Edward Montagu, Earl of Manchester, arrived from the south with the Parliamentarian army and gathered at the top of Canwick Hill. His force quickly took control of the lower town, but heavy rain delayed further attack on the castle and upper town which was now contained by the royalist force under Sir Francis Fane.

Early on the Monday morning of 6th May, Manchester gave the command to make an assault on Lincoln Castle. Despite the slippery ascent and the huge stones being thrown down at them, the Parliamentary solders had stormed the castle within half an hour.

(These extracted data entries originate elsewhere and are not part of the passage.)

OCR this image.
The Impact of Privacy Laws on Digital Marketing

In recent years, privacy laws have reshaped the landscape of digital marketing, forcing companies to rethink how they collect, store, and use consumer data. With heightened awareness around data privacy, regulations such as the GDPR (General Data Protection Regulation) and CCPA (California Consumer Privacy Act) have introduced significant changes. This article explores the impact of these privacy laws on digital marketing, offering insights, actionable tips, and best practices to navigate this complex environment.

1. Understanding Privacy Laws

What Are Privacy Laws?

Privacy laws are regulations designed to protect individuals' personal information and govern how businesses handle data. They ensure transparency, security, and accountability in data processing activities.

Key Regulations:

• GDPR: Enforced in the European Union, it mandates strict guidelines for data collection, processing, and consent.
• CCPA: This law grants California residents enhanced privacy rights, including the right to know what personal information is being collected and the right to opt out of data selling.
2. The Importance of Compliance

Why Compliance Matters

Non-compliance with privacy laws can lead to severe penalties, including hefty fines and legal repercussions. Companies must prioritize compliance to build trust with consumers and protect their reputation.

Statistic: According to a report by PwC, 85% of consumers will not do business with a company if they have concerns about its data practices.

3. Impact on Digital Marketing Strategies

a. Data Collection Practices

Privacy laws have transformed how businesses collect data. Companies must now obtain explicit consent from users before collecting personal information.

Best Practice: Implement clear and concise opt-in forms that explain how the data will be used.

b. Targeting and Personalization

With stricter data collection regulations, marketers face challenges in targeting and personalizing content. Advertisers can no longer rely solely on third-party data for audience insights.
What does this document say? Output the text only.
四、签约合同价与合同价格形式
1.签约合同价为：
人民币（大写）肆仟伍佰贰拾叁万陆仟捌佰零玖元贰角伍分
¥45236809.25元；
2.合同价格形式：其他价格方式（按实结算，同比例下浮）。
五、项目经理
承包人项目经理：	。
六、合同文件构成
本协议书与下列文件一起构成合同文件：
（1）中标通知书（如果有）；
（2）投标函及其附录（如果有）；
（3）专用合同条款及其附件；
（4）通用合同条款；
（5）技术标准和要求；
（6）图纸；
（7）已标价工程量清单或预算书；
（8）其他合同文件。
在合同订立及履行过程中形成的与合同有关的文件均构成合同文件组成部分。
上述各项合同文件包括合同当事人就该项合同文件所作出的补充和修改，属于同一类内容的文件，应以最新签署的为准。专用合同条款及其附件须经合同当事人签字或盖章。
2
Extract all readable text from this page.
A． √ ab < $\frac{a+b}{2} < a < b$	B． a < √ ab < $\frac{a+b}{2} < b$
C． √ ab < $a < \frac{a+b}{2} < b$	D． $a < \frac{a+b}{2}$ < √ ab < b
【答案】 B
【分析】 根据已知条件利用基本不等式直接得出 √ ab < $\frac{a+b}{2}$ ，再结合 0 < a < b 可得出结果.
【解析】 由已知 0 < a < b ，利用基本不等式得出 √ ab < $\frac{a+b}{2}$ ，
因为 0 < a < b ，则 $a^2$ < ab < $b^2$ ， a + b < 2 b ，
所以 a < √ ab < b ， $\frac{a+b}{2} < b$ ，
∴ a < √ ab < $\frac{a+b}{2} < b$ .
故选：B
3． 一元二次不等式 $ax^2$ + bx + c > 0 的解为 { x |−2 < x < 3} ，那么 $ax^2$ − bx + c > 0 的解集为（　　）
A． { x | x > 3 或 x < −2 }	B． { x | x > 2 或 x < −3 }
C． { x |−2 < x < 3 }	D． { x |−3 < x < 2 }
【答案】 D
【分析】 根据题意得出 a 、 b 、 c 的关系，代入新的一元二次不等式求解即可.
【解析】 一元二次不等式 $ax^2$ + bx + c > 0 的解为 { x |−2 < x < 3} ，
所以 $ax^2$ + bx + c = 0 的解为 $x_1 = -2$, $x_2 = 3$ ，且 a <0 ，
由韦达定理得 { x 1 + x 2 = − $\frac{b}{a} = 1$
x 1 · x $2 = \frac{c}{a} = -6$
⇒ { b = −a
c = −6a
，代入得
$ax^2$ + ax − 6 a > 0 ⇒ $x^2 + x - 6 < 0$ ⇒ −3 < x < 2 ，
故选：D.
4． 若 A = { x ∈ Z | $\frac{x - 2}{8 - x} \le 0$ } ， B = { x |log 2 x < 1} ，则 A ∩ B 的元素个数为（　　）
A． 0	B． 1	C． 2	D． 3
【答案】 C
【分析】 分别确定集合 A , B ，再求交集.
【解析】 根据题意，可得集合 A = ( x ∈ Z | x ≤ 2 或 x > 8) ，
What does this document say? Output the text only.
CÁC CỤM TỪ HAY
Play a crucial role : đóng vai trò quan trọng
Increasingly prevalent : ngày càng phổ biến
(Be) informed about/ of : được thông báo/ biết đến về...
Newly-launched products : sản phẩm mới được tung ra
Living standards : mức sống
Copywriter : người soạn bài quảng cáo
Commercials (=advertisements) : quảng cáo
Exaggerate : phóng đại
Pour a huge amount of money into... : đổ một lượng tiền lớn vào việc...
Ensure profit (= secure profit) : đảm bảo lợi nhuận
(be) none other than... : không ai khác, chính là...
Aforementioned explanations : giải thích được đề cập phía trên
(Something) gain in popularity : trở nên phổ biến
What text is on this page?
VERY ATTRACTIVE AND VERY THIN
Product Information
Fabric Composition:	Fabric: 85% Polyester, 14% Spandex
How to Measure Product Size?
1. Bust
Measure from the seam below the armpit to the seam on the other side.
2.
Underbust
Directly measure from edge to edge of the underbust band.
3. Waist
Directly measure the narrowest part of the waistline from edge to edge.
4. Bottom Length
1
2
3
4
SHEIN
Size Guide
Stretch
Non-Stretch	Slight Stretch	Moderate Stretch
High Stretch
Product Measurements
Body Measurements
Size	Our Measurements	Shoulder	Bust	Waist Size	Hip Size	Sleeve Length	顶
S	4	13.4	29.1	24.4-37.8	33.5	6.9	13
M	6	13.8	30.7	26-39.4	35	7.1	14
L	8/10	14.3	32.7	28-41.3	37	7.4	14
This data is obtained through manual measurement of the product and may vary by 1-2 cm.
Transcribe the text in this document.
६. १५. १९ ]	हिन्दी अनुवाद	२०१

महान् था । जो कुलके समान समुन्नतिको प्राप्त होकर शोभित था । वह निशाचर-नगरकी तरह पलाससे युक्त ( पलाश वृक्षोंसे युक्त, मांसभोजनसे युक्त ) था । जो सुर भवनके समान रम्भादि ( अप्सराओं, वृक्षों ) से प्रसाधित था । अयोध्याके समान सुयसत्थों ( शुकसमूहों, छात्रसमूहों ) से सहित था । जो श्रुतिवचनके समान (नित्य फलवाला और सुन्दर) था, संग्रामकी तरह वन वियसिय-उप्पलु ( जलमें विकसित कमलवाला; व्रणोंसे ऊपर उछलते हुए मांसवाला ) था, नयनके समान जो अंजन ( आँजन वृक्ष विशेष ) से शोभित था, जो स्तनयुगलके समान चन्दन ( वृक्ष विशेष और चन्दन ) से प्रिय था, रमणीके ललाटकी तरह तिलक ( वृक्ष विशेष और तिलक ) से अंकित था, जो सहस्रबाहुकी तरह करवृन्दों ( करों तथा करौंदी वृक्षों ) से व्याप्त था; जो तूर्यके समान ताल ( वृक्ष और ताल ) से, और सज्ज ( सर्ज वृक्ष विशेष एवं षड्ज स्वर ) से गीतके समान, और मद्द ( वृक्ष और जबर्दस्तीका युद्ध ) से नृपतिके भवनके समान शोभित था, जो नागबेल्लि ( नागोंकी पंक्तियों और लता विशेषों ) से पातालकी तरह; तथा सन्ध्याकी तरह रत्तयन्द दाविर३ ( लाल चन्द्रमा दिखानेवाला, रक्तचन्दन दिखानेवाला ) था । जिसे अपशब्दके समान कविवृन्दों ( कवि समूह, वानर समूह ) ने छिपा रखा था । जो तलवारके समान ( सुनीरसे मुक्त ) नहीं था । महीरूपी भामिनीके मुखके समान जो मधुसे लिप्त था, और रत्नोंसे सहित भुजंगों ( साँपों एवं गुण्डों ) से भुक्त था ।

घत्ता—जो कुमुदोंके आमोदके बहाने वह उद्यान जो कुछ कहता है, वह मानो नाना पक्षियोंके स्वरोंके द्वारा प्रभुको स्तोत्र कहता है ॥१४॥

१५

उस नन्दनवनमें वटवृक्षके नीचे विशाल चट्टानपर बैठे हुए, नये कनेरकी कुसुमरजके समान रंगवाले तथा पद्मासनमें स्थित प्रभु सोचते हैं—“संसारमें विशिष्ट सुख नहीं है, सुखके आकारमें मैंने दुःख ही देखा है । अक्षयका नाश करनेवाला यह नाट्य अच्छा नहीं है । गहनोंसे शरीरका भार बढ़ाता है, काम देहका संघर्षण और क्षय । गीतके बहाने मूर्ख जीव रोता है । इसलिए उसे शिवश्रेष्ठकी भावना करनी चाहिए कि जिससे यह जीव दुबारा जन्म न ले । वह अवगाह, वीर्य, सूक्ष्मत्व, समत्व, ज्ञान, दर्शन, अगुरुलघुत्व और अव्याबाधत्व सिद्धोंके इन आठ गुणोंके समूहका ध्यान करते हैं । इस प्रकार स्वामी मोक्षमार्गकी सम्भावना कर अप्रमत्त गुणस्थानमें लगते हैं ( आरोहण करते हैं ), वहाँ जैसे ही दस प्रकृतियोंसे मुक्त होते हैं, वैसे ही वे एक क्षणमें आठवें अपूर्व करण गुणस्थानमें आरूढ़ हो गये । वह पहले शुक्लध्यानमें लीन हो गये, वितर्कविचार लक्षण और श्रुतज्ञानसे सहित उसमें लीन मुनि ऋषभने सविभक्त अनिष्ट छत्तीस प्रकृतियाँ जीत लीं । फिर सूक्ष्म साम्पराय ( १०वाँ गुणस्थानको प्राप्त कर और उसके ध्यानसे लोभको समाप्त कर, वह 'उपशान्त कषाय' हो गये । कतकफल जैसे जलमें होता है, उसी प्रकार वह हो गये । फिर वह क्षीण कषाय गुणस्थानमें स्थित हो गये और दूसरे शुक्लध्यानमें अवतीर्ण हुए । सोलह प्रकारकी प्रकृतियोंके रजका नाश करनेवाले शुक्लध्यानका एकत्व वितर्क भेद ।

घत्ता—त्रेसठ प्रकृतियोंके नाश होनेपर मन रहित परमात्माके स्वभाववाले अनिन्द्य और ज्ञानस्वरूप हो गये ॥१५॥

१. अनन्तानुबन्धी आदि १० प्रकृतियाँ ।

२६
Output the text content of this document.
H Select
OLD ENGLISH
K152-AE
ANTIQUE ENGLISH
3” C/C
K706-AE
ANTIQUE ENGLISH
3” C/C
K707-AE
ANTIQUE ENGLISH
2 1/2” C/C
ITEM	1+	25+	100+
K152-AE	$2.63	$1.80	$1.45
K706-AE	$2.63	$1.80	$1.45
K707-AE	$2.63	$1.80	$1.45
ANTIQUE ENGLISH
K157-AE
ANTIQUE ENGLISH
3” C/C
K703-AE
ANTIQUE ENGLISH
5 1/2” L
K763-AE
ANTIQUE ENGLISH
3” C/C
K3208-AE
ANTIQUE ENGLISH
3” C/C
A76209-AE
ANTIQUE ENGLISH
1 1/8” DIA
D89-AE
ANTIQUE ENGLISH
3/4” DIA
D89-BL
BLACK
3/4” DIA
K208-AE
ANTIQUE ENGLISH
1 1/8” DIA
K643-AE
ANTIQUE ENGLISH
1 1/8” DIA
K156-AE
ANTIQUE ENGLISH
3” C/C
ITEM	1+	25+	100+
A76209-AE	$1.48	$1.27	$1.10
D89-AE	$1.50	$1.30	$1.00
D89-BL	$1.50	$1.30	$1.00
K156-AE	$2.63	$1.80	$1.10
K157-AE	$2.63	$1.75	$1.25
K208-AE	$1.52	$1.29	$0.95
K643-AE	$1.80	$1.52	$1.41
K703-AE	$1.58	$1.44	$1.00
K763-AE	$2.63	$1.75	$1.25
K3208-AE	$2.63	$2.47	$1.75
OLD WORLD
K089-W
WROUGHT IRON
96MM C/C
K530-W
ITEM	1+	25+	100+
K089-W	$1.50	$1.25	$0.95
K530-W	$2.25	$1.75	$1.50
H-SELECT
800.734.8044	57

Over 900 hundred Royalists were killed or taken prisoner.

The Castle may not have been deliberately slighted by the Parliamentarians afterwards, as it was by now already in a poor state, but other buildings in Lincoln suffered a great deal of damage. St Botolphs’s church, near Bar Gate in the lower town probably suffered in this attack, as it fell down in 1646. St Swithin’s is recorded to have been set on fire and burnt from an explosion of gunpowder in Cornhill. St Martin’s (bottom of Steep Hill) and St Michael’s (at the top of Steep Hill) were damaged by Parliamentary cannon. Soldiers were allowed to pillage the upper town and the cathedral was apparently used as a billet for soldiers and the stabling of their horses.